Le chiffre d’affaires de la Poste est passé de 513 millions d’euros au premier trimestre 2003 à 539 millions cette année. Plus encourageant, le bénéfice de l’entreprise progresse de 16,2 à 45,4 millions d’euros. Cette amélioration est due non seulement à la hausse du prix du timbre mais aussi au regain de popularité du bon vieux courrier postal. Les recettes de cette activité sont passées de 346 à 358 millions d’euros dans une période de l’année, il est vrai, traditionnellement positive pour l’entreprise publique.

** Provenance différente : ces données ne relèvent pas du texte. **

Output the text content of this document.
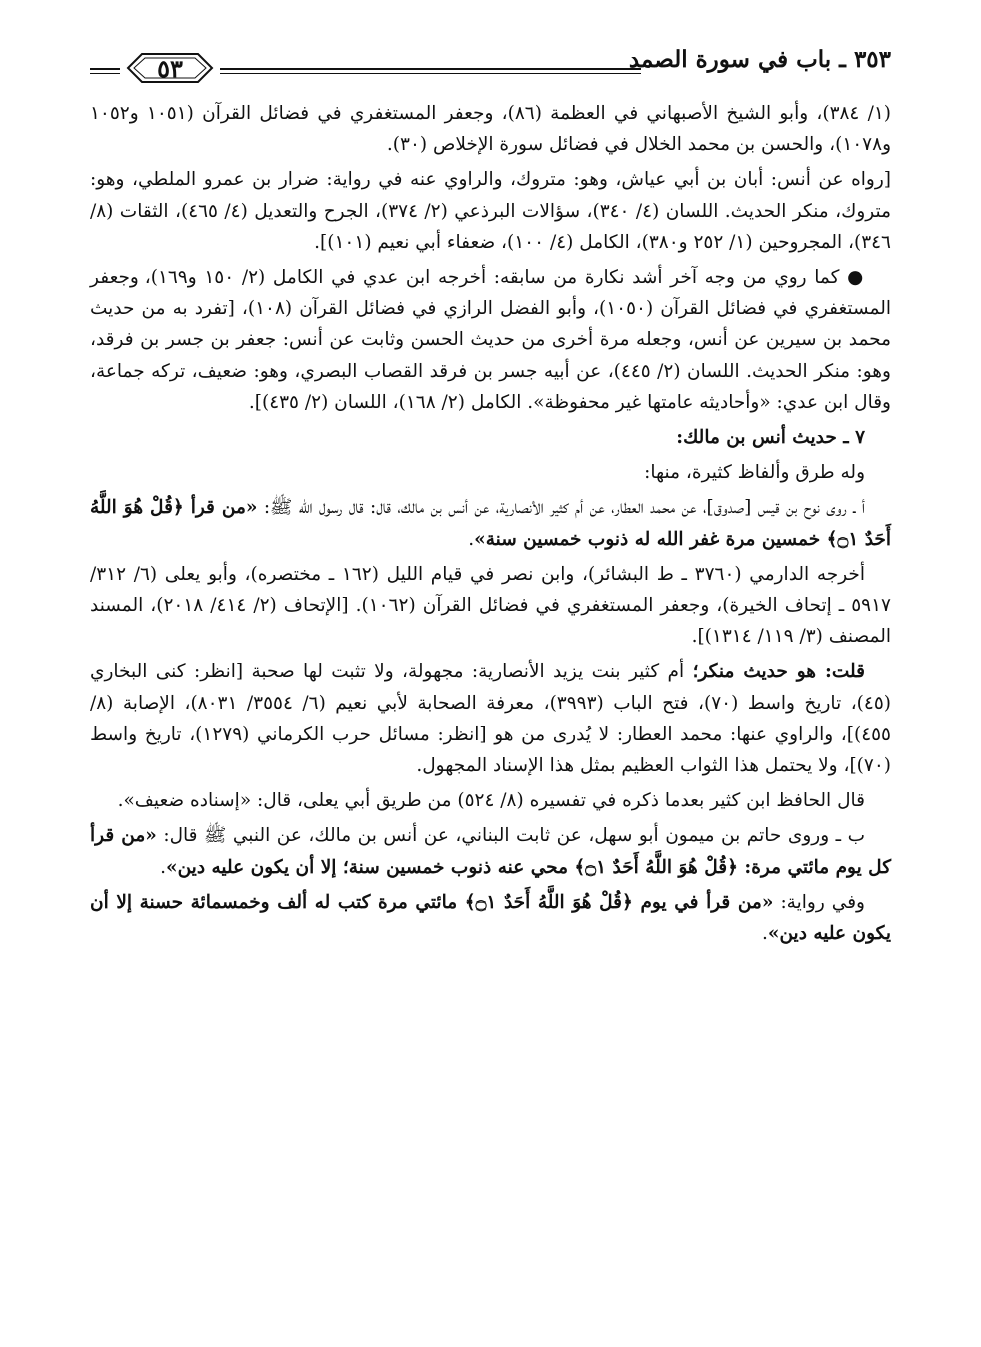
٣٥٣ ـ باب في سورة الصمد
٥٣

(١/ ٣٨٤)، وأبو الشيخ الأصبهاني في العظمة (٨٦)، وجعفر المستغفري في فضائل القرآن (١٠٥١ و١٠٥٢ و١٠٧٨)، والحسن بن محمد الخلال في فضائل سورة الإخلاص (٣٠).

[رواه عن أنس: أبان بن أبي عياش، وهو: متروك، والراوي عنه في رواية: ضرار بن عمرو الملطي، وهو: متروك، منكر الحديث. اللسان (٤/ ٣٤٠)، سؤالات البرذعي (٢/ ٣٧٤)، الجرح والتعديل (٤/ ٤٦٥)، الثقات (٨/ ٣٤٦)، المجروحين (١/ ٢٥٢ و٣٨٠)، الكامل (٤/ ١٠٠)، ضعفاء أبي نعيم (١٠١)].

● كما روي من وجه آخر أشد نكارة من سابقه: أخرجه ابن عدي في الكامل (٢/ ١٥٠ و١٦٩)، وجعفر المستغفري في فضائل القرآن (١٠٥٠)، وأبو الفضل الرازي في فضائل القرآن (١٠٨)، [تفرد به من حديث محمد بن سيرين عن أنس، وجعله مرة أخرى من حديث الحسن وثابت عن أنس: جعفر بن جسر بن فرقد، وهو: منكر الحديث. اللسان (٢/ ٤٤٥)، عن أبيه جسر بن فرقد القصاب البصري، وهو: ضعيف، تركه جماعة، وقال ابن عدي: «وأحاديثه عامتها غير محفوظة». الكامل (٢/ ١٦٨)، اللسان (٢/ ٤٣٥)].

٧ ـ حديث أنس بن مالك:

وله طرق وألفاظ كثيرة، منها:

أ ـ روى نوح بن قيس [صدوق]، عن محمد العطار، عن أم كثير الأنصارية، عن أنس بن مالك، قال: قال رسول الله ﷺ: «من قرأ ﴿قُلْ هُوَ اللَّهُ أَحَدٌ ۝١﴾ خمسين مرة غفر الله له ذنوب خمسين سنة».

أخرجه الدارمي (٣٧٦٠ ـ ط البشائر)، وابن نصر في قيام الليل (١٦٢ ـ مختصره)، وأبو يعلى (٦/ ٣١٢/ ٥٩١٧ ـ إتحاف الخيرة)، وجعفر المستغفري في فضائل القرآن (١٠٦٢). [الإتحاف (٢/ ٤١٤/ ٢٠١٨)، المسند المصنف (٣/ ١١٩/ ١٣١٤)].

قلت: هو حديث منكر؛ أم كثير بنت يزيد الأنصارية: مجهولة، ولا تثبت لها صحبة [انظر: كنى البخاري (٤٥)، تاريخ واسط (٧٠)، فتح الباب (٣٩٩٣)، معرفة الصحابة لأبي نعيم (٦/ ٣٥٥٤/ ٨٠٣١)، الإصابة (٨/ ٤٥٥)]، والراوي عنها: محمد العطار: لا يُدرى من هو [انظر: مسائل حرب الكرماني (١٢٧٩)، تاريخ واسط (٧٠)]، ولا يحتمل هذا الثواب العظيم بمثل هذا الإسناد المجهول.

قال الحافظ ابن كثير بعدما ذكره في تفسيره (٨/ ٥٢٤) من طريق أبي يعلى، قال: «إسناده ضعيف».

ب ـ وروى حاتم بن ميمون أبو سهل، عن ثابت البناني، عن أنس بن مالك، عن النبي ﷺ قال: «من قرأ كل يوم مائتي مرة: ﴿قُلْ هُوَ اللَّهُ أَحَدٌ ۝١﴾ محي عنه ذنوب خمسين سنة؛ إلا أن يكون عليه دين».

وفي رواية: «من قرأ في يوم ﴿قُلْ هُوَ اللَّهُ أَحَدٌ ۝١﴾ مائتي مرة كتب له ألف وخمسمائة حسنة إلا أن يكون عليه دين».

Je souhaite que l’entreprise atteigne l’équilibre cette année, nous indique Johan Vande Lanotte. Vu ces premiers résultats, j’ai bon espoir.

Sur le rail, l’heure est aussi à la hausse de fréquentation. Au premier trimestre 2004, le nombre de voyageurs a augmenté de 4,2 % par rapport aux trois premiers mois de 2003. Soit 1,68 million de voyages supplémentaires.

La hausse des recettes la plus significative a été enregistrée par les cartes de voyages multiples (+ 14 %). Tous produits confondus, l’augmentation des recettes atteint 7,7 %. Cette croissance est due à la hausse tarifaire de 3 % et aussi à l’augmentation de la fréquentation. La gratuité accordée aux agents de l’Etat depuis le mois de mars ne semble donc pas avoir eu un impact négatif sur les revenus de la SNCB.

L’entreprise publique n’est pas sauvée pour autant car cette augmentation des recettes ne suffira pas à combler la perte creusée par le coût exorbitant de la dette. Enfin, les Belges goûtent toujours les jeux de hasard : au premier trimestre, les recettes de la Loterie nationale ont crû de 6 %.